JetBrains, the maker of the multi-language IntelliJ IDEA, released the first milestone of its upcoming IDEA 9 IDE. Main new features in IDEA include support for Java EE 6, OSGi, Android development, as well as improved support for Flex and enterprise Java frameworks.
Also part of the new release is a context-aware task manager, similar to the popular Mylyn tool in Eclipse:
You can [tie] your JIRA account and IntelliJ IDEA together via Project Settings dialog, Tasks, Servers panel, then activate a task via Tasks, Activate Task menu... It cleans your workspace, creates a change list, and optionally loads a stacktrace into IntelliJ IDEA (if there is an exception description in that task).
The tasks managed in this manner include JIRA as well as local task annotations inside the source code.
For developers wanting to use the latest Java EE 6 features, IntelliJ supports updates to the Java Persistence AP, EJB 3.1, JSF 2.0, Servlet 3, Web Beans, and Bean Validation.
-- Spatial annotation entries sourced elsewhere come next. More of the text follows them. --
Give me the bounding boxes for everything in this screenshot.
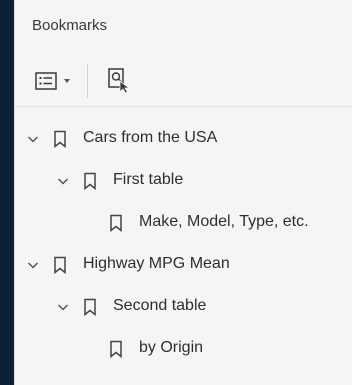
find-bookmark-icon (108, 68, 131, 93)
bookmark-label: First table (113, 171, 184, 188)
toolbar-separator (15, 106, 352, 107)
panel-title: Bookmarks (32, 17, 108, 34)
bookmark-item[interactable]: Highway MPG Mean (15, 244, 352, 286)
bookmark-label: Second table (113, 297, 207, 314)
bookmark-item[interactable]: First table (15, 160, 352, 202)
find-current-bookmark-button[interactable] (101, 62, 137, 98)
list-options-icon (34, 72, 57, 90)
bookmark-icon (84, 298, 96, 316)
toolbar-divider (87, 64, 88, 98)
bookmark-label: Cars from the USA (83, 129, 218, 146)
chevron-down-icon[interactable] (57, 301, 69, 313)
bookmarks-tree: Cars from the USA First table Make, Mode… (15, 118, 352, 370)
chevron-down-icon (63, 79, 70, 83)
chevron-down-icon[interactable] (57, 175, 69, 187)
bookmark-item[interactable]: Cars from the USA (15, 118, 352, 160)
bookmark-item[interactable]: by Origin (15, 328, 352, 370)
chevron-down-icon[interactable] (27, 259, 39, 271)
bookmark-item[interactable]: Second table (15, 286, 352, 328)
chevron-down-icon[interactable] (27, 133, 39, 145)
bookmark-icon (54, 130, 66, 148)
bookmark-icon (84, 172, 96, 190)
bookmark-label: by Origin (139, 339, 204, 356)
bookmarks-panel: Bookmarks Cars from the USA First table … (14, 0, 352, 385)
bookmark-icon (110, 214, 122, 232)
bookmark-icon (110, 340, 122, 358)
bookmark-icon (54, 256, 66, 274)
bookmark-item[interactable]: Make, Model, Type, etc. (15, 202, 352, 244)
bookmarks-toolbar (15, 58, 352, 107)
bookmark-label: Make, Model, Type, etc. (139, 213, 309, 230)
options-menu-button[interactable] (29, 66, 77, 96)
bookmark-label: Highway MPG Mean (83, 255, 230, 272)
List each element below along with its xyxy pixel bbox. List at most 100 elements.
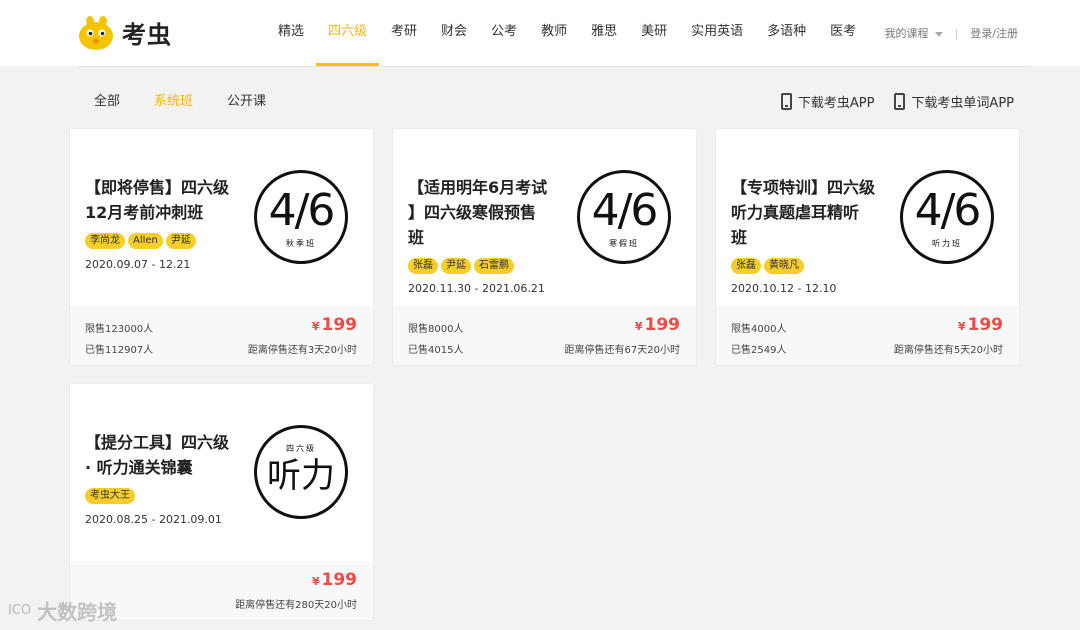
course-type-tabs: 全部 系统班 公开课 bbox=[77, 90, 283, 109]
nav-item-jiaoshi[interactable]: 教师 bbox=[529, 0, 579, 66]
top-header: 考虫 精选 四六级 考研 财会 公考 教师 雅思 美研 实用英语 多语种 医考 … bbox=[0, 0, 1080, 66]
teacher-tag: 尹延 bbox=[441, 258, 471, 274]
course-title-line: 【提分工具】四六级 bbox=[85, 433, 230, 452]
sale-limit: 限售123000人 bbox=[85, 324, 154, 335]
bug-mascot-icon bbox=[79, 16, 113, 50]
course-dates: 2020.09.07 - 12.21 bbox=[85, 258, 191, 271]
my-courses-dropdown[interactable]: 我的课程 bbox=[885, 25, 943, 41]
my-courses-label: 我的课程 bbox=[884, 27, 929, 40]
course-title-line: · 听力通关锦囊 bbox=[85, 458, 193, 477]
course-badge-icon: 4/6 听力班 bbox=[900, 170, 994, 264]
download-app-label: 下载考虫APP bbox=[797, 96, 875, 111]
download-word-app-link[interactable]: 下载考虫单词APP bbox=[894, 92, 1014, 111]
course-card[interactable]: 【适用明年6月考试 】四六级寒假预售 班 张磊 尹延 石雷鹏 2020.11.3… bbox=[392, 128, 697, 366]
course-title-line: 班 bbox=[408, 228, 425, 247]
course-card[interactable]: 【即将停售】四六级 12月考前冲刺班 李尚龙 Allen 尹延 2020.09.… bbox=[69, 128, 374, 366]
tab-all[interactable]: 全部 bbox=[77, 90, 137, 109]
sale-countdown: 距离停售还有3天20小时 bbox=[247, 345, 357, 356]
listening-badge-icon: 四六级 听力 bbox=[254, 425, 348, 519]
filter-bar: 全部 系统班 公开课 下载考虫APP 下载考虫单词APP bbox=[77, 66, 1030, 128]
download-word-app-label: 下载考虫单词APP bbox=[911, 96, 1014, 111]
sold-count: 已售4015人 bbox=[408, 345, 464, 356]
course-badge-icon: 4/6 秋季班 bbox=[254, 170, 348, 264]
card-footer: 限售123000人 已售112907人 ¥199 距离停售还有3天20小时 bbox=[70, 306, 373, 365]
course-title-line: 班 bbox=[731, 228, 748, 247]
nav-item-jingxuan[interactable]: 精选 bbox=[266, 0, 316, 66]
currency-symbol: ¥ bbox=[634, 320, 643, 333]
user-area: 我的课程 | 登录/注册 bbox=[885, 25, 1018, 41]
nav-item-caikuai[interactable]: 财会 bbox=[429, 0, 479, 66]
teacher-tags: 张磊 尹延 石雷鹏 bbox=[408, 258, 517, 274]
sale-countdown: 距离停售还有280天20小时 bbox=[235, 600, 357, 611]
teacher-tags: 张磊 黄晓凡 bbox=[731, 258, 807, 274]
watermark-text: 大数跨境 bbox=[37, 600, 118, 624]
app-downloads: 下载考虫APP 下载考虫单词APP bbox=[761, 92, 1014, 111]
sold-count: 已售112907人 bbox=[85, 345, 154, 356]
tab-open-class[interactable]: 公开课 bbox=[210, 90, 283, 109]
phone-icon bbox=[780, 93, 792, 110]
login-link[interactable]: 登录/注册 bbox=[970, 25, 1018, 41]
sale-limit: 限售8000人 bbox=[408, 324, 464, 335]
nav-item-kaoyan[interactable]: 考研 bbox=[379, 0, 429, 66]
card-footer: 限售8000人 已售4015人 ¥199 距离停售还有67天20小时 bbox=[393, 306, 696, 365]
course-title-line: 听力真题虐耳精听 bbox=[731, 203, 860, 222]
price: ¥199 bbox=[958, 315, 1003, 335]
download-app-link[interactable]: 下载考虫APP bbox=[780, 92, 875, 111]
sale-limit: 限售4000人 bbox=[731, 324, 787, 335]
course-title: 【提分工具】四六级 · 听力通关锦囊 bbox=[85, 430, 245, 480]
course-title-line: 【即将停售】四六级 bbox=[85, 178, 230, 197]
teacher-tag: 李尚龙 bbox=[85, 233, 125, 249]
price-value: 199 bbox=[321, 315, 358, 335]
course-title-line: 12月考前冲刺班 bbox=[85, 203, 204, 222]
currency-symbol: ¥ bbox=[311, 320, 320, 333]
nav-item-ielts[interactable]: 雅思 bbox=[579, 0, 629, 66]
badge-top-text: 四六级 bbox=[286, 444, 316, 453]
course-title: 【即将停售】四六级 12月考前冲刺班 bbox=[85, 175, 245, 225]
course-dates: 2020.10.12 - 12.10 bbox=[731, 282, 837, 295]
badge-sub-text: 秋季班 bbox=[286, 239, 316, 248]
currency-symbol: ¥ bbox=[957, 320, 966, 333]
price: ¥199 bbox=[312, 315, 357, 335]
teacher-tags: 李尚龙 Allen 尹延 bbox=[85, 233, 199, 249]
phone-icon bbox=[894, 93, 906, 110]
card-footer: 限售4000人 已售2549人 ¥199 距离停售还有5天20小时 bbox=[716, 306, 1019, 365]
badge-main-text: 听力 bbox=[267, 456, 335, 496]
teacher-tag: Allen bbox=[128, 233, 163, 249]
course-card[interactable]: 【专项特训】四六级 听力真题虐耳精听 班 张磊 黄晓凡 2020.10.12 -… bbox=[715, 128, 1020, 366]
teacher-tag: 石雷鹏 bbox=[474, 258, 514, 274]
nav-item-gongkao[interactable]: 公考 bbox=[479, 0, 529, 66]
sale-countdown: 距离停售还有5天20小时 bbox=[893, 345, 1003, 356]
teacher-tag: 黄晓凡 bbox=[764, 258, 804, 274]
nav-item-cet[interactable]: 四六级 bbox=[316, 0, 380, 66]
currency-symbol: ¥ bbox=[311, 575, 320, 588]
tab-system-class[interactable]: 系统班 bbox=[137, 90, 210, 109]
price: ¥199 bbox=[312, 570, 357, 590]
nav-item-practical-english[interactable]: 实用英语 bbox=[679, 0, 755, 66]
course-badge-icon: 4/6 寒假班 bbox=[577, 170, 671, 264]
teacher-tag: 尹延 bbox=[165, 233, 196, 249]
badge-sub-text: 听力班 bbox=[932, 239, 962, 248]
teacher-tag: 张磊 bbox=[731, 258, 761, 274]
price: ¥199 bbox=[635, 315, 680, 335]
course-card[interactable]: 【提分工具】四六级 · 听力通关锦囊 考虫大王 2020.08.25 - 202… bbox=[69, 383, 374, 621]
course-title: 【适用明年6月考试 】四六级寒假预售 班 bbox=[408, 175, 568, 250]
price-value: 199 bbox=[644, 315, 681, 335]
nav-item-multilingual[interactable]: 多语种 bbox=[755, 0, 818, 66]
nav-item-medical[interactable]: 医考 bbox=[818, 0, 868, 66]
course-title-line: 【适用明年6月考试 bbox=[408, 178, 548, 197]
brand-logo[interactable]: 考虫 bbox=[76, 12, 172, 52]
watermark-logo: ICO bbox=[8, 603, 32, 618]
badge-sub-text: 寒假班 bbox=[609, 239, 639, 248]
course-title: 【专项特训】四六级 听力真题虐耳精听 班 bbox=[731, 175, 891, 250]
watermark: ICO 大数跨境 bbox=[8, 596, 117, 625]
price-value: 199 bbox=[967, 315, 1004, 335]
course-dates: 2020.08.25 - 2021.09.01 bbox=[85, 513, 222, 526]
course-title-line: 【专项特训】四六级 bbox=[731, 178, 876, 197]
caret-down-icon bbox=[934, 32, 943, 37]
course-title-line: 】四六级寒假预售 bbox=[408, 203, 537, 222]
teacher-tags: 考虫大王 bbox=[85, 488, 138, 504]
divider: | bbox=[954, 26, 959, 40]
course-dates: 2020.11.30 - 2021.06.21 bbox=[408, 282, 545, 295]
badge-main-text: 4/6 bbox=[914, 185, 982, 236]
nav-item-meiyan[interactable]: 美研 bbox=[629, 0, 679, 66]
In addition, IDEA 9 also provides integration with Glassfish Preview 3.
Extended support for Flex includes AIR development, as well as an ActionScript code hierarchy browser. This brings the code analysis features familiar to Java developers to Flex development as well.
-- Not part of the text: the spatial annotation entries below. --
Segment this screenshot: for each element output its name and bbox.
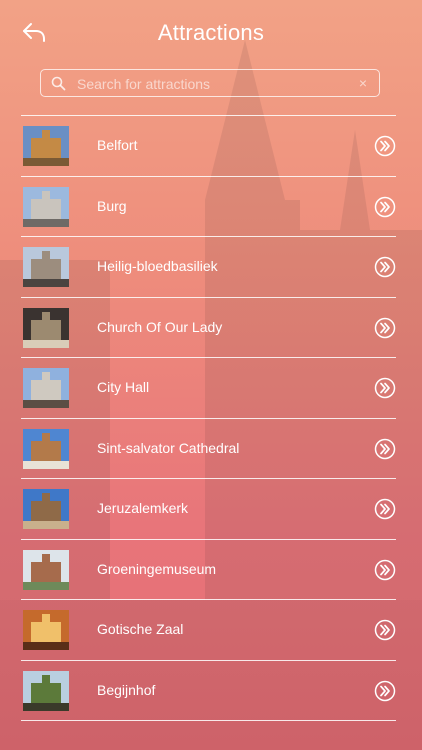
begijnhof-thumbnail bbox=[23, 670, 69, 711]
list-item-label: Jeruzalemkerk bbox=[97, 500, 189, 516]
list-item-label: Church Of Our Lady bbox=[97, 318, 223, 335]
list-item[interactable]: Jeruzalemkerk bbox=[21, 479, 396, 540]
chevron-right-icon[interactable] bbox=[374, 317, 396, 339]
search-bar: × bbox=[40, 69, 380, 97]
search-icon bbox=[51, 76, 66, 96]
list-item-label: Begijnhof bbox=[97, 681, 156, 698]
attractions-list: Belfort Burg Heilig-bloedbasiliek Church Of… bbox=[21, 115, 396, 721]
museum-thumbnail bbox=[23, 549, 69, 590]
church-thumbnail bbox=[23, 307, 69, 348]
list-item[interactable]: Burg bbox=[21, 177, 396, 237]
chevron-right-icon[interactable] bbox=[374, 559, 396, 581]
basilica-thumbnail bbox=[23, 247, 69, 287]
gothic-hall-thumbnail bbox=[23, 610, 69, 650]
burg-thumbnail bbox=[23, 186, 69, 227]
chevron-right-icon[interactable] bbox=[374, 256, 396, 278]
list-item-label: Burg bbox=[97, 197, 127, 214]
page-title: Attractions bbox=[157, 20, 265, 45]
list-item-label: Heilig-bloedbasiliek bbox=[97, 258, 218, 274]
list-item[interactable]: Gotische Zaal bbox=[21, 600, 396, 661]
search-input[interactable] bbox=[75, 70, 349, 97]
city-hall-thumbnail bbox=[23, 368, 69, 408]
chevron-right-icon[interactable] bbox=[374, 377, 396, 399]
belfort-thumbnail bbox=[23, 126, 69, 166]
list-item[interactable]: Groeningemuseum bbox=[21, 540, 396, 600]
list-item-label: Gotische Zaal bbox=[97, 621, 184, 637]
list-item-label: Groeningemuseum bbox=[97, 560, 217, 577]
chevron-right-icon[interactable] bbox=[374, 135, 396, 157]
list-item-label: Sint-salvator Cathedral bbox=[97, 439, 240, 456]
list-item[interactable]: Belfort bbox=[21, 116, 396, 177]
list-item[interactable]: Sint-salvator Cathedral bbox=[21, 419, 396, 479]
list-item[interactable]: City Hall bbox=[21, 358, 396, 419]
chevron-right-icon[interactable] bbox=[374, 619, 396, 641]
list-item[interactable]: Heilig-bloedbasiliek bbox=[21, 237, 396, 298]
list-item[interactable]: Church Of Our Lady bbox=[21, 298, 396, 358]
chevron-right-icon[interactable] bbox=[374, 438, 396, 460]
chevron-right-icon[interactable] bbox=[374, 196, 396, 218]
chevron-right-icon[interactable] bbox=[374, 498, 396, 520]
chevron-right-icon[interactable] bbox=[374, 680, 396, 702]
jeruzalemkerk-thumbnail bbox=[23, 489, 69, 529]
clear-search-icon[interactable]: × bbox=[359, 75, 367, 91]
list-item[interactable]: Begijnhof bbox=[21, 661, 396, 721]
header-bar: Attractions bbox=[0, 0, 422, 70]
list-item-label: Belfort bbox=[97, 137, 138, 153]
list-item-label: City Hall bbox=[97, 379, 150, 395]
cathedral-thumbnail bbox=[23, 428, 69, 469]
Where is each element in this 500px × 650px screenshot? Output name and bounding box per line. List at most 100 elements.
What do you think of the latest IntelliJ features?
> … > > Also part of the new release is a context-aware task > manager, similar to the popular Mylyn tool in > Eclipse: > > You can [tie] your JIRA account and IntelliJ IDEA > together via Project Settings dialog, Tasks, Servers > panel, then activate a task via Tasks, Activate Task > menu... It cleans your workspace, creates a change list, > and optionally loads a stacktrace into IntelliJ IDEA (if > there is an exception description in that task). > > … > > What do you think of the latest IntelliJ features?
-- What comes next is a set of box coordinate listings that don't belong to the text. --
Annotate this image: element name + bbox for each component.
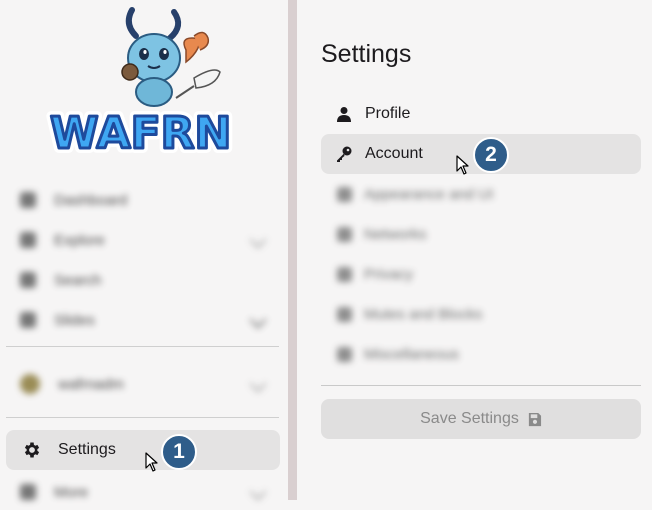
sidebar-item-label: Explore — [54, 231, 105, 249]
sidebar-item-label: Settings — [58, 441, 116, 458]
settings-menu-label: Profile — [365, 105, 411, 122]
chevron-down-icon — [249, 311, 267, 329]
brush-icon — [337, 186, 352, 202]
settings-panel: Settings Profile Account Appearance and … — [297, 0, 652, 500]
settings-menu-label: Mutes and Blocks — [364, 305, 483, 323]
page-title: Settings — [321, 40, 412, 68]
panel-divider — [321, 385, 641, 386]
dots-icon — [337, 346, 352, 362]
block-icon — [337, 306, 352, 322]
wafrn-logo[interactable]: WAFRN WAFRN — [44, 6, 244, 158]
user-icon — [335, 105, 353, 123]
key-icon — [335, 145, 353, 163]
settings-menu-mutes[interactable]: Mutes and Blocks — [321, 294, 641, 334]
search-icon — [20, 272, 36, 288]
sidebar-item-user[interactable]: wafrnadm — [12, 366, 274, 402]
settings-menu-label: Miscellaneous — [364, 345, 460, 363]
step-badge-1: 1 — [161, 434, 197, 470]
sidebar-item-explore[interactable]: Explore — [12, 222, 274, 258]
chevron-down-icon — [249, 375, 267, 393]
settings-menu-profile[interactable]: Profile — [321, 94, 641, 134]
sidebar-item-label: Search — [54, 271, 102, 289]
step-badge-2: 2 — [473, 137, 509, 173]
sidebar-divider — [6, 346, 279, 347]
sidebar-item-label: More — [54, 483, 89, 501]
compass-icon — [20, 232, 36, 248]
save-settings-button[interactable]: Save Settings — [321, 399, 641, 439]
home-icon — [20, 192, 36, 208]
lock-icon — [337, 266, 352, 282]
mouse-cursor-icon — [145, 452, 158, 472]
image-icon — [20, 312, 36, 328]
chevron-down-icon — [249, 231, 267, 249]
sidebar-divider — [6, 417, 279, 418]
save-settings-label: Save Settings — [420, 410, 519, 427]
save-icon — [528, 412, 541, 426]
svg-text:WAFRN: WAFRN — [50, 108, 231, 158]
chevron-down-icon — [249, 483, 267, 501]
settings-menu-networks[interactable]: Networks — [321, 214, 641, 254]
mouse-cursor-icon — [456, 155, 469, 175]
settings-menu-privacy[interactable]: Privacy — [321, 254, 641, 294]
sidebar-item-search[interactable]: Search — [12, 262, 274, 298]
sidebar: WAFRN WAFRN Dashboard Explore Search Sli… — [0, 0, 288, 501]
avatar — [20, 374, 40, 394]
sidebar-item-slides[interactable]: Slides — [12, 302, 274, 338]
settings-menu-label: Privacy — [364, 265, 414, 283]
sidebar-item-more[interactable]: More — [12, 474, 274, 510]
settings-menu-appearance[interactable]: Appearance and UI — [321, 174, 641, 214]
settings-menu-label: Networks — [364, 225, 427, 243]
settings-menu-misc[interactable]: Miscellaneous — [321, 334, 641, 374]
settings-menu-label: Appearance and UI — [364, 185, 494, 203]
sidebar-item-label: Slides — [54, 311, 95, 329]
sidebar-item-dashboard[interactable]: Dashboard — [12, 182, 274, 218]
sidebar-item-label: Dashboard — [54, 191, 128, 209]
sidebar-scrollbar[interactable] — [288, 0, 297, 500]
sidebar-item-settings[interactable]: Settings — [6, 430, 280, 470]
network-icon — [337, 226, 352, 242]
gear-icon — [24, 442, 40, 458]
settings-menu-label: Account — [365, 145, 423, 162]
sidebar-item-label: wafrnadm — [58, 375, 124, 393]
menu-icon — [20, 484, 36, 500]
Task integration, hrm. I do my own task management external to my IDE - less than 50% of my work is done in Java, and no IDE has been sufficient in Java+other to my taste - making this feature useless. I always wonder, if I hide the task panel, does the program not expend any resources on it? I have the same question about Eclipse when I have to use it - does Mylyn stop taking up my cycles if I never touch it?
About that stack trace, though ... I've always wanted the ability to input a stack trace somehow and get the IDE to open the source for it with bookmarks of some sort on each line referenced. Anyone know how to enact that in any IDE?
> ... I always wonder, if I > hide the task panel, does the program not expend any > resources on it? I have the same question about Eclipse > when I have to use it - does Mylyn stop taking up my > cycles if I never touch it?
Good question. I used to use Mylyn, but lost interest when the integration with FogBugz ceased to be free. Since then, I've just disabled all of the Mylyn related modules/plugins.
> About that stack trace, though ... I've always wanted the > ability to input a stack trace somehow and get the IDE to > open the source for it with bookmarks of some sort on each > line referenced. Anyone know how to enact that in any IDE?
Do you know about the "Java Stack Trace Console" in Eclipse? If you're in the Console view, you can click on the Open Console toolbar menu and open a stack trace console. When you paste Java stack traces into it, the method references become links to the source. I'm not sure about support for other languages, but at least the foundation is there.